Ed una favola tra il grottesco e l’assurdo è Le Grand Macabre di György Ligeti del 1977. In un paese di fantasia senza regole in cui si vive fuori misura e tutto è permesso, sopraggiunge la Morte sentenziando l’imminente fine del luogo. La paura della morte spinge gli abitanti di quello strano paese a cimentarsi in azioni che, in circostanze normali, non avrebbero compiuto. Ma la morte, sicura di sé, si ubriaca, e forse per questo non porta a compimento il suo progetto. Quel che mi ha sorpresa e colpita  sono state queste immagini tratte dall’Opera, che ben si conformano, tragicamente, alla descrizione fatta sopra del corpo di Michael.

La scena si apre con un enorme cartello-segnale di pericolo di morte, su del cibo-rifiuto lasciato disordinatamente nel caos, sull’involucro di un hot dog che in questo caso si chiama Mac-Abre. Sul palco un mastodontico corpo di donna (17 x 9 metri!) che rappresentando anche il concetto di “madre terra” è il luogo in cui entrano ed escono, attraverso impensabili aperture, gli abitanti del paese. Ma è anche e soprattutto l’espressione della Morte, attraverso suggestive proiezioni si intravedono infatti le sue viscere e lo scheletro scarnito; è un brulicare di germi e le sue parti vengono sezionate fino alla decomposizione che culmina nell’incendio. Un corpo martoriato che crolla e infine si annulla.

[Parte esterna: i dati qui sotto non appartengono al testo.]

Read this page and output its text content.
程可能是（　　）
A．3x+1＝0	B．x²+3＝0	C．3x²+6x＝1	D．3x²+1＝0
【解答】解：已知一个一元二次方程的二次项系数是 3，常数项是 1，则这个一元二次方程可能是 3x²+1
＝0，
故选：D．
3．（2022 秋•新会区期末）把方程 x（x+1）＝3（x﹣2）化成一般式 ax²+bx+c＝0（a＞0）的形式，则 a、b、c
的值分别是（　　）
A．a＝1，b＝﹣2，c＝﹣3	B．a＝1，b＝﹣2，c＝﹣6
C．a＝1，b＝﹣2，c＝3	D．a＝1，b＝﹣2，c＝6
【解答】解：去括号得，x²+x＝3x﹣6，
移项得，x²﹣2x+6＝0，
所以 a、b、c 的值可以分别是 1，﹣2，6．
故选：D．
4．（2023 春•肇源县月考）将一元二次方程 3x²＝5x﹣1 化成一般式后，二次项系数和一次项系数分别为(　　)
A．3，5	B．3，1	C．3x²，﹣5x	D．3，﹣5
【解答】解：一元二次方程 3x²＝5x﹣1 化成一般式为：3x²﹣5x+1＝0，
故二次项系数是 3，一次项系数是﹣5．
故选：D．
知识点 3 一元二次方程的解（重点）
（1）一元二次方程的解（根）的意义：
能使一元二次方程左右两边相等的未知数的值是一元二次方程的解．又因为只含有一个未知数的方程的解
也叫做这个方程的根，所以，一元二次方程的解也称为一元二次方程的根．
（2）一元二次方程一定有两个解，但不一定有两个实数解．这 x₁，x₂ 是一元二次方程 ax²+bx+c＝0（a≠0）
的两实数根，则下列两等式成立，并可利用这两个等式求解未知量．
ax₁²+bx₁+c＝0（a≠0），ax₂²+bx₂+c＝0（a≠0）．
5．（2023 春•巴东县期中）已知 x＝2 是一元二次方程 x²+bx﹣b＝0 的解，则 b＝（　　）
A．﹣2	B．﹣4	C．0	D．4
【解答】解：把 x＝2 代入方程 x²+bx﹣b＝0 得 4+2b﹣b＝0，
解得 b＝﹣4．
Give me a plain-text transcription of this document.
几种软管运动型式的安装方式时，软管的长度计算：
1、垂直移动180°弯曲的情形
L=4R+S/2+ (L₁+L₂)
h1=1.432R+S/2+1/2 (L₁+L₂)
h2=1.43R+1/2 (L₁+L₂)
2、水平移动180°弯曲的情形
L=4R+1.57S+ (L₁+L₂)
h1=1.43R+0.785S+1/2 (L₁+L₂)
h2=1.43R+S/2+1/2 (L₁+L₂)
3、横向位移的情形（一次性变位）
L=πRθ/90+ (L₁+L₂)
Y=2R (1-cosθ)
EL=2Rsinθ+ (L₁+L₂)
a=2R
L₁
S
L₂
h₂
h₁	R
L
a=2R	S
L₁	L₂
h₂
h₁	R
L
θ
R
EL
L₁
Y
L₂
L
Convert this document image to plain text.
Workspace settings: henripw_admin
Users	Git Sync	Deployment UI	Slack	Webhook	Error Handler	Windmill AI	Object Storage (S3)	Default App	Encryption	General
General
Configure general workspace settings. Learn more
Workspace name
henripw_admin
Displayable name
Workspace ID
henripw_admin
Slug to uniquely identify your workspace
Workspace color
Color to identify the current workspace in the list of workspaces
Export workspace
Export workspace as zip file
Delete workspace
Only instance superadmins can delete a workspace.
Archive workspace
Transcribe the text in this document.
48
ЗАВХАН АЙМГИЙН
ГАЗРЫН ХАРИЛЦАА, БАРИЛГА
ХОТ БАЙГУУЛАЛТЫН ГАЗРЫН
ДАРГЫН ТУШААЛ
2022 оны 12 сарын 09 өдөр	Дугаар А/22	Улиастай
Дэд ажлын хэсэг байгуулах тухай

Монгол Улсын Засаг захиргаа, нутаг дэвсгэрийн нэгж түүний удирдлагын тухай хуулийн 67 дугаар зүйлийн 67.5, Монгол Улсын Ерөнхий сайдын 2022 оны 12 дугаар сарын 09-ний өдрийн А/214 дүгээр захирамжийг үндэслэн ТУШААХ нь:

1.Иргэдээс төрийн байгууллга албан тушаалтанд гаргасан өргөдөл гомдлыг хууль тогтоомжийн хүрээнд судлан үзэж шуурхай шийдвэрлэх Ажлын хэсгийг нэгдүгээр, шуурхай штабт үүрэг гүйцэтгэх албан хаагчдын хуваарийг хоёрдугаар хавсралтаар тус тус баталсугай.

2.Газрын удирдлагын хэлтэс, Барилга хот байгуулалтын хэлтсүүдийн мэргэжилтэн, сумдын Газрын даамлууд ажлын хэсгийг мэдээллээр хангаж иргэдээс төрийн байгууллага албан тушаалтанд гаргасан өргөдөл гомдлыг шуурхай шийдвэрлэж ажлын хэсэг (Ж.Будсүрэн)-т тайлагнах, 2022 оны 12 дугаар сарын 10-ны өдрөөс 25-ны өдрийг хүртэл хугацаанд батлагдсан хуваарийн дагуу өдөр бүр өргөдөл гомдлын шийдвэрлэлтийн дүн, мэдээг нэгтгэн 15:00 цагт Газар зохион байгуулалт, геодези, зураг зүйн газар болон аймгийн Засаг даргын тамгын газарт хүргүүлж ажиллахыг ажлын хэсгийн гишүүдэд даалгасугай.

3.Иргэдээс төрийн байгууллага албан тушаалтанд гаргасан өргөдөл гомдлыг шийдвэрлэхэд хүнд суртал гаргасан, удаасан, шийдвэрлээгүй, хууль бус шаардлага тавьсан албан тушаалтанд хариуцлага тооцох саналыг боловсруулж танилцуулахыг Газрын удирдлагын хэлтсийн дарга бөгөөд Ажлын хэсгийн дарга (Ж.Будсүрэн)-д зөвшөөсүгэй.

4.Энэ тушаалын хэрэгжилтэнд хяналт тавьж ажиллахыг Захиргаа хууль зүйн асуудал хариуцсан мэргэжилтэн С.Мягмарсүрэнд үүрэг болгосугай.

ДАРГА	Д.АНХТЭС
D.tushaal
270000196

Soprattutto  visionando queste immagini credo possano risultare le ragioni di questa mia non del tutto avventata associazione, in cui alcune analogie sono evidenti.

Oltretutto la vicenda si svolge in un paese di fantasia che, prendendo spunto dalla confusionaria, vivace e simbolica ambientazione degli splendidi quadri del pittore fiammingo P.Bruegel il Vecchio e dai suoi temi popolari, fantastici, talvolta mostruosi (Giochi di fanciulli, La caduta degli angeli ribelli, Il trionfo della morte ecc..), viene battezzato Bruegellandia.

Anche Micheal aveva fondato un suo “regno” immaginario e surreale, denominandolo Neverland(ia), ovvero l’isola che non c’è di Peter Pan, che solo i bambini grazie alla loro immaginazione (seconda stella a destra e poi dritti fino al mattino) possono raggiungere.

Per concludere, c’è un terzo luogo legato a Bruegellandia per contrasto (lì la morte non ti dimentica) e a Neverland per le ovvie implicazioni ovvero citazioni:  è Wiki…landia, luogo virtuale ma che sa essere assai crudo e realistico.

Michael, immortale “stella” pop che  mirava alla “luna” con incanto, che ne danzava il passo creando un’illusione, e che sembrerebbe ambire a lei anche come luogo ultimo, è prontamente aggiornato morto.

Registrazione sconfortante in puro stile demografico, perfino “macabra” nella sua solerzia e simultaneità con gli eventi,  ma purtroppo in questo caso, fatto tristemente vero.